In 2026 there is no excuse for shipping an LLM feature without evals. There is, however, an epidemic of teams doing exactly that — pushing a prompt change to prod, eyeballing two examples, declaring victory. Then a customer notices the assistant got dumber, and nobody can answer when, why, or by how much.
This is the eval architecture we run on every LLM feature we ship. It's not novel. It's just disciplined.
The minimum bar: an eval set, a metric, a CI gate
If you have nothing, get these three things first.
1. The eval set (50–500 examples)
A spreadsheet — yes, a spreadsheet — of real inputs you've seen in production, paired with what a good answer looks like. This isn't synthetic. It's your data. Add to it every time a customer reports a bug or you find a weird output.
Sizes that matter:
- <50 examples: statistical noise drowns the signal. You will think a regression is a win.
- 50–200: good enough to catch most regressions on a single feature.
- 200–500: good enough to make decisions about model swaps.
- >500: diminishing returns unless your feature has wide input variance.
2. The metric (one per dimension that matters)
Pick one number per quality you care about. We typically run 3–4:
- Correctness (does the answer say the right thing) — usually scored by an LLM-as-judge with a rubric.
- Format compliance (does it return valid JSON, or follow the structure) — deterministic check.
- Refusal rate (does it refuse things it shouldn't, or comply with things it shouldn't) — deterministic.
- Latency p95 — measured directly.
Avoid composite scores ("AI quality: 87%"). They hide everything.
3. The CI gate
On every PR that touches a prompt, model name, system message, or retrieval logic, the eval runs. The PR cannot merge if any metric drops more than X% from the main branch. We use a 2% drop threshold on correctness and 0% on format compliance — non-negotiable.
The eval ladder: when to invest in what
Once the basics work, the natural maturity progression looks like this:
Level 1 — Manual eval set, LLM-judge correctness
What we just described. Catches obvious regressions.
Level 2 — Sliced eval set
Tag examples by user persona, language, edge case category. Run metrics per slice. The first time you do this you'll find an entire customer segment your prompt regressed for while overall numbers held. This is the highest-leverage upgrade.

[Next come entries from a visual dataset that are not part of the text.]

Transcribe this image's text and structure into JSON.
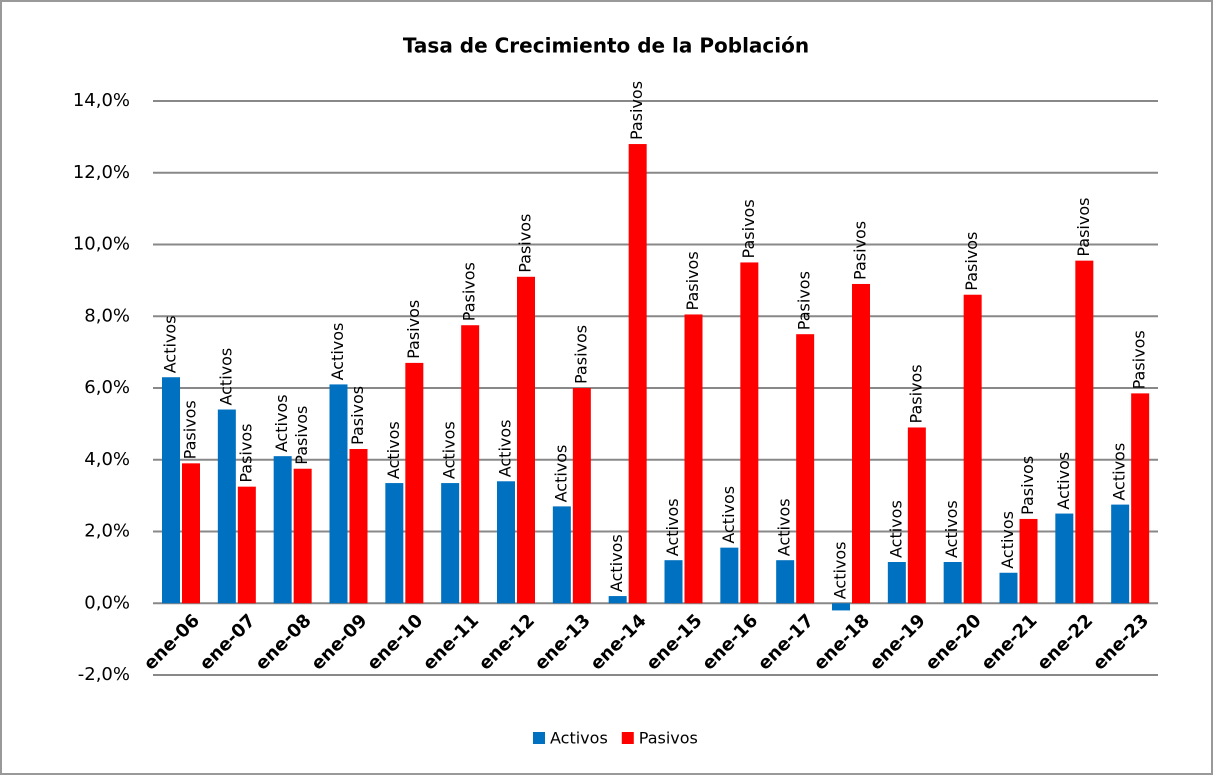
{
  "chart_data": {
    "type": "bar",
    "title": "Tasa de Crecimiento de la Población",
    "categories": [
      "ene-06",
      "ene-07",
      "ene-08",
      "ene-09",
      "ene-10",
      "ene-11",
      "ene-12",
      "ene-13",
      "ene-14",
      "ene-15",
      "ene-16",
      "ene-17",
      "ene-18",
      "ene-19",
      "ene-20",
      "ene-21",
      "ene-22",
      "ene-23"
    ],
    "series": [
      {
        "name": "Activos",
        "color": "#0070c0",
        "values": [
          6.3,
          5.4,
          4.1,
          6.1,
          3.35,
          3.35,
          3.4,
          2.7,
          0.2,
          1.2,
          1.55,
          1.2,
          -0.2,
          1.15,
          1.15,
          0.85,
          2.5,
          2.75
        ]
      },
      {
        "name": "Pasivos",
        "color": "#ff0000",
        "values": [
          3.9,
          3.25,
          3.75,
          4.3,
          6.7,
          7.75,
          9.1,
          6.0,
          12.8,
          8.05,
          9.5,
          7.5,
          8.9,
          4.9,
          8.6,
          2.35,
          9.55,
          5.85
        ]
      }
    ],
    "ylim": [
      -2,
      14
    ],
    "yticks": [
      {
        "value": -2,
        "label": "-2,0%"
      },
      {
        "value": 0,
        "label": "0,0%"
      },
      {
        "value": 2,
        "label": "2,0%"
      },
      {
        "value": 4,
        "label": "4,0%"
      },
      {
        "value": 6,
        "label": "6,0%"
      },
      {
        "value": 8,
        "label": "8,0%"
      },
      {
        "value": 10,
        "label": "10,0%"
      },
      {
        "value": 12,
        "label": "12,0%"
      },
      {
        "value": 14,
        "label": "14,0%"
      }
    ],
    "grid": true,
    "legend": "bottom"
  }
}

Level 3 — Adversarial / red-team set
A separate set of inputs designed to break the model: prompt injections, edge cases, jailbreak attempts, ambiguous instructions. Run on every PR. Different threshold (0% regression).
Level 4 — Production sampling
Sample 1–5% of real production traffic, label it (human or LLM-judge), feed it back into the eval set. The eval set evolves with the product.
Level 5 — A/B in production
When the eval delta is small but you suspect real-world impact, ship behind a flag and measure user-side metrics — task completion, thumbs-up rate, follow-up question rate. This catches the things evals miss.
Most teams should be at level 2–3. Level 5 is for mature products with serious traffic.
The LLM-as-judge trap
Using an LLM to grade an LLM is fine — if you do three things:
- Use a stronger model than the one you're grading. Grading Claude Sonnet output with Haiku is a recipe for false confidence.
- Use a rubric, not a vibe. "Rate this 1–5 for helpfulness" is meaningless. Define what 1, 3, and 5 look like, with examples.
- Sanity-check against humans periodically. Once a month, have a human grade 30 examples. If judge–human agreement drops below ~85%, your rubric is broken.
The teams that skip step 3 end up with judges that drift, scoring everything 4/5, and the metric becomes meaningless slowly enough that nobody notices. — Internal eval review note, 2025
Per-section evals (and why one global score hides the truth)
We touched on this in the DocEngine pipeline: a single document quality score is useless. It's an average that hides the parts that need attention.
The same holds for evals. If your feature produces structured output, score each part independently. If your feature is conversational, score by turn type (clarifying question, answer, refusal, follow-up). One global score will always be too coarse to act on.
What we don't measure (and why)
Things we deliberately do not optimise for in the eval suite:
- "Helpfulness" or "user satisfaction" in the abstract — too fuzzy. We measure task completion on specific tasks instead.
- Token cost as part of correctness — measured separately. Conflating them creates perverse incentives.
- Subjective tone — unless tone is the feature. Otherwise it bikesheds reviewers.
The cultural shift
The hardest part of getting evals into a team isn't the tooling. It's the cultural shift from "the model seems better" to "the eval shows a 3.2% gain on slice A and a 0.8% regression on slice B."
Once a team has evals running, three things change:
- Prompt changes get reviewed like code.
- Model upgrades become a measurable decision, not a holy war.
- Customers stop being your regression test.
That last one is the whole point.
If you're building anything with an LLM in 2026 and you can't answer the question "how do you know your last change was an improvement?" in one sentence — that's the work to do this quarter. Everything else can wait.